Orang bisa membayangkan rasa frustasi saat hampir menjadi seorang sovereign di usia 34 tahun, memecahkan sejarah sebagai orang termuda yang mencapai hal itu diseluruh dunia. Namun sekarang dia harus memulai jalan ini dari awal. Meskipun dia belum sepenuhnya pulih, setidaknya kini ada harapan—dia tidak lagi lumpuh seperti sebelumnya.
Alaric perlahan bangkit dari kawah, kaki kecilnya gemetar saat dia mencoba berdiri tegak. Dia melihat sekeliling, mencoba memahami di mana dia berada. Pepohonan tinggi dan gelap melingkari tempat dia berdiri. Daun-daunnya runcing dan gelap, dengan akar yang mencuat ke atas, melilit tanah seperti cakar yang mengoyak. Kabut hitam yang tipis menyelimuti hutan, bergerak pelan seolah memiliki nyawa sendiri.
Saat ia masih tenggelam dalam pikiran, tiba-tiba telinganya menangkap suara gemerisik yang tidak wajar di balik pepohonan. Suara itu semakin mendekat, dan naluri bertahan hidup membuat tubuhnya waspada. Dari balik kabut, makhluk besar keluar perlahan, bergerak dengan gerakan yang berat namun mengancam. Alaric menatapnya, tubuhnya membeku.
Itu bukan binatang biasa tapi seekor beast. Binatang yang telah melalui mutasi dan memperoleh pencerahan dengan menyerap energi aether, seekor beast lebih kuat dari hewan biasa.
Makhluk itu menyerupai serigala raksasa, tetapi lebih besar dan jauh lebih menakutkan. Tubuhnya dipenuhi sisik-sisik hijau yang mengkilap, hampir seperti baju zirah alami yang melindunginya dari segala bahaya. Cahaya redup menyelimuti tubuhnya, memancarkan aura berbahaya. Matanya merah seperti bara api, dan dari mulutnya, taring-taring panjang berkilau tajam saat ia mendengus pelan, mengisi udara dengan aroma busuk.
Aroma pil yang baru saja ditelan Alaric tampaknya menarik perhatian monster itu, membuatnya semakin waspada dan bersemangat.
Kerutan muncul di dahi Alaric. Situasinya genting. "Sialan… ini beast tingkat sage," gumamnya sambil mencoba menganalisis kondisi yang ada. Jika ini terjadi ketika dia masih di Celestia, beast seperti ini tak akan lebih dari sekadar semut di kakinya. Tapi sekarang, setelah kultivasinya dimulai dari awal, dia tentu bukan lawan yang tepat bagi beast di depannya. Perbedaan ranah lima tingkat tentu bukan lelucon.

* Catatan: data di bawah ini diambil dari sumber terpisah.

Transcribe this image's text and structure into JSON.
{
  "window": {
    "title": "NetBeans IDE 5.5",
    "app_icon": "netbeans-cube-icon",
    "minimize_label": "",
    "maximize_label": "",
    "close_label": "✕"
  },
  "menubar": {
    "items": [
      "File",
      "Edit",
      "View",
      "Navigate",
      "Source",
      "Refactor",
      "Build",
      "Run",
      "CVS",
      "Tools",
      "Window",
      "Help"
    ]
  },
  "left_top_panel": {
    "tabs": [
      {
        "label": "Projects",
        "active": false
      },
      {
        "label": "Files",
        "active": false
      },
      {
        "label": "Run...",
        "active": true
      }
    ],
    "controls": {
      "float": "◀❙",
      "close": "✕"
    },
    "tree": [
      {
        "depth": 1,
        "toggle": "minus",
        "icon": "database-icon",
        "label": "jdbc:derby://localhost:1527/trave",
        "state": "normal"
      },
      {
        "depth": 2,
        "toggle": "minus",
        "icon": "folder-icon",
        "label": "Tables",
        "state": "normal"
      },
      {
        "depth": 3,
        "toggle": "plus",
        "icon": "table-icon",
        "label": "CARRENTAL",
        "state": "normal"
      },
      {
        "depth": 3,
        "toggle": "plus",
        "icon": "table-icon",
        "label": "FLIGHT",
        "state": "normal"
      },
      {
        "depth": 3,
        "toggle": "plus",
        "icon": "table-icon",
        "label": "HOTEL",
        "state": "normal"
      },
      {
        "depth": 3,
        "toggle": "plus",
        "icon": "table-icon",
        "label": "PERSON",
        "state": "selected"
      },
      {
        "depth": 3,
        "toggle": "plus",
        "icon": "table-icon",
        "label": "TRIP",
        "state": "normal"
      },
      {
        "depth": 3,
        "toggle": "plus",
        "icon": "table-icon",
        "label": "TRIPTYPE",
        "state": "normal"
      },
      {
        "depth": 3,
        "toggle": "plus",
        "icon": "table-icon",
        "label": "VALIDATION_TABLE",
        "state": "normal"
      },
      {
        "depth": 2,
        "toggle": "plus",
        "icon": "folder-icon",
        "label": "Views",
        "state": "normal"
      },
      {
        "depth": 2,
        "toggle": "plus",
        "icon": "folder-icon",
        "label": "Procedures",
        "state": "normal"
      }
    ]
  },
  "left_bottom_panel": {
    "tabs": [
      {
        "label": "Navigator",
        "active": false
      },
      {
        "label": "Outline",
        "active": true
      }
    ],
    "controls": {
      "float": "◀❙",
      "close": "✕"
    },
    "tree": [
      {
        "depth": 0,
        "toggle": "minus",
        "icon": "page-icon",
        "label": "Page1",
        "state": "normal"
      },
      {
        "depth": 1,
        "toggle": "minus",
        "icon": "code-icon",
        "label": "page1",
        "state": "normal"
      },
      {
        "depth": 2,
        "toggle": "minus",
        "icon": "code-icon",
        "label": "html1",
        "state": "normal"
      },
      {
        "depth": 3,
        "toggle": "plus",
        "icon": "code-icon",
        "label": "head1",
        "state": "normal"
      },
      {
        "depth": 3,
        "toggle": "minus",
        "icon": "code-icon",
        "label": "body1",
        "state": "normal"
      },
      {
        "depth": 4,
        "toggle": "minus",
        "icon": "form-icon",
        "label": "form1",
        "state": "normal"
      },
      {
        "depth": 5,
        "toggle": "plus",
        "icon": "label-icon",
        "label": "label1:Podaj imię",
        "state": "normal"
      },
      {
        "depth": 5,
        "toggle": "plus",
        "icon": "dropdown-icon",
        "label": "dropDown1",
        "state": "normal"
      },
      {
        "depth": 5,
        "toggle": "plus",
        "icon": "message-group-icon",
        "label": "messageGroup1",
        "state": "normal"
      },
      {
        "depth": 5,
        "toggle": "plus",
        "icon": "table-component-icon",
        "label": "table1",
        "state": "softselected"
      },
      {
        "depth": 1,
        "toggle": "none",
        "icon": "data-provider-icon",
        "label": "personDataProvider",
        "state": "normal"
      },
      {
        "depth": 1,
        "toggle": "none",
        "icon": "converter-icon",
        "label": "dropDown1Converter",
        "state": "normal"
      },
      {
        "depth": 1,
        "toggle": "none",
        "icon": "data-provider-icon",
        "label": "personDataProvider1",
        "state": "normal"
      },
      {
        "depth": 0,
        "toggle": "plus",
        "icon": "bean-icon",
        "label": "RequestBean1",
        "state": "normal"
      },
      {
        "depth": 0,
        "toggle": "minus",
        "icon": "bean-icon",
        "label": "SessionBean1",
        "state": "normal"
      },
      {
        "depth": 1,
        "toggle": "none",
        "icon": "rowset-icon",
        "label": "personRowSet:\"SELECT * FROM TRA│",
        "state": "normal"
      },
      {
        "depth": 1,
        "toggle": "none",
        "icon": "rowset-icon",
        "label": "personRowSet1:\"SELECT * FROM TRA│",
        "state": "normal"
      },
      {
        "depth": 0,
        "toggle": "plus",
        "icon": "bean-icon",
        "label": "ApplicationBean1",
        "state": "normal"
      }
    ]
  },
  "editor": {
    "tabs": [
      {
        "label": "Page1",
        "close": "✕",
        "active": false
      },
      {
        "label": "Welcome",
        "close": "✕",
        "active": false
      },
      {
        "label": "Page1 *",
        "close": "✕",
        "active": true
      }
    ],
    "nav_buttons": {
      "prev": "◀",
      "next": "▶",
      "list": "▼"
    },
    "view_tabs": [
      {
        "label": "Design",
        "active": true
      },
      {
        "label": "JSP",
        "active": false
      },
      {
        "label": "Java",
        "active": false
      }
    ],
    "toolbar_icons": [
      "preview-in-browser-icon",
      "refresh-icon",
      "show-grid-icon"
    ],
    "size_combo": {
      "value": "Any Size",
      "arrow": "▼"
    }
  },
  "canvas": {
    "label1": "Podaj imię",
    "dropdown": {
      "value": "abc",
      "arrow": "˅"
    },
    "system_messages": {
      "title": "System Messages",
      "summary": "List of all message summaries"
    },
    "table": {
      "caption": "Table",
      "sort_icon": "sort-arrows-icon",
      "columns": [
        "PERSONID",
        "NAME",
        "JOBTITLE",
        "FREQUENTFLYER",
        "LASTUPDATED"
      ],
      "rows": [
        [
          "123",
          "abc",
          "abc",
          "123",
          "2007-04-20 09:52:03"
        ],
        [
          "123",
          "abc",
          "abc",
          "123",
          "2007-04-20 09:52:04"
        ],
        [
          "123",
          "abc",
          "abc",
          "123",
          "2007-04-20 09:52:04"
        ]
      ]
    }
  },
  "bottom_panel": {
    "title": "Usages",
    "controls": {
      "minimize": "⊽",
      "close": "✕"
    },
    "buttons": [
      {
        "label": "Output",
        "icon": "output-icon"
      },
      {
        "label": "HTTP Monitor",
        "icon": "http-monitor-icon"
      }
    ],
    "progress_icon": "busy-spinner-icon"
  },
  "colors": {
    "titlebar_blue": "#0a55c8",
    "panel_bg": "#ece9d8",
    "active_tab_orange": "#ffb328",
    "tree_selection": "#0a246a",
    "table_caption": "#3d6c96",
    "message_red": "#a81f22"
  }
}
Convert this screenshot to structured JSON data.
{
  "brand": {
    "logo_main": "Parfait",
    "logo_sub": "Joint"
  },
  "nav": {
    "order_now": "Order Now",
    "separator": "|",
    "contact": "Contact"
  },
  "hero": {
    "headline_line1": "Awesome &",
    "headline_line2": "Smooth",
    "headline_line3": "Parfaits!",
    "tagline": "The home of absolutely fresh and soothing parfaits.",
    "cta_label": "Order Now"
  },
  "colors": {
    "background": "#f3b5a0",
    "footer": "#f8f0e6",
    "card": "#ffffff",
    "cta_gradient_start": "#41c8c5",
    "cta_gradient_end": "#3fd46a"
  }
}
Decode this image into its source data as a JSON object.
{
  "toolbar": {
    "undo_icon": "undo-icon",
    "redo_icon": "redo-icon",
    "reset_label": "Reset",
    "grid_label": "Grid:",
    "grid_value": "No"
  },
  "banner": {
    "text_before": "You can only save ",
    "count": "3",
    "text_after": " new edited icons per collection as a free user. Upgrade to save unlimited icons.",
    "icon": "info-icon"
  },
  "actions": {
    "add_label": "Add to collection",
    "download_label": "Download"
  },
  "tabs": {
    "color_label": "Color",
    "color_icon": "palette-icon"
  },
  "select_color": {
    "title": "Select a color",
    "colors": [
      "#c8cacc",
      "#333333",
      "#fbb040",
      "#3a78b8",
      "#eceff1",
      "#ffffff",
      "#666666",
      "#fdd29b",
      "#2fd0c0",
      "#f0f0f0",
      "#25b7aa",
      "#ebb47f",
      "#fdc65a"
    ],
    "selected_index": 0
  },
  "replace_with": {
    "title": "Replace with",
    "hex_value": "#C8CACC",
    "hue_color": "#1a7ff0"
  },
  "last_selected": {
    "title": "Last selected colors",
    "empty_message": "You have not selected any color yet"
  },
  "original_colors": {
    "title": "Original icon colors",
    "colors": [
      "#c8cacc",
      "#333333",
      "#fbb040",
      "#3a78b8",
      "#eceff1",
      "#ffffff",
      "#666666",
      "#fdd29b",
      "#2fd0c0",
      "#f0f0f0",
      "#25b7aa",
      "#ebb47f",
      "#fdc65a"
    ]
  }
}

Sebelum dia bisa memikirkan langkah berikutnya, monster itu tiba-tiba menerjang, langkah kakinya membuat tanah bergetar. Alaric mencoba bereaksi, melompat ke samping untuk menghindari serangan, tetapi dia tahu dalam kondisi ini, dia tak akan cukup cepat. Nafasnya terengah, waktu terasa berjalan lebih lambat saat makhluk itu mendekat dengan kecepatan yang tak terduga.
Tiba-tiba, tepat saat cakar besar beast itu hendak menerkamnya, sebuah cahaya aneh memancar dari dalam tubuh Alaric. Dia merasa ada sesuatu yang bergetar di dalam dadanya .
Astra dominion bergerak mengeluarkan cahaya yang menyelimuti tubuh Alaric, dan sebelum dia bisa memahami apa yang terjadi, tubuhnya tiba-tiba menghilang begitu saja, meninggalkan beast yang kebingungan.
Makhluk itu melolong marah, berputar-putar mencari mangsanya, tapi yang tersisa hanyalah udara hampa, seolah Alaric tak pernah ada di sana.
Kabut hitam kembali melayang perlahan, menyelimuti tempat yang tadinya menjadi medan perburuan.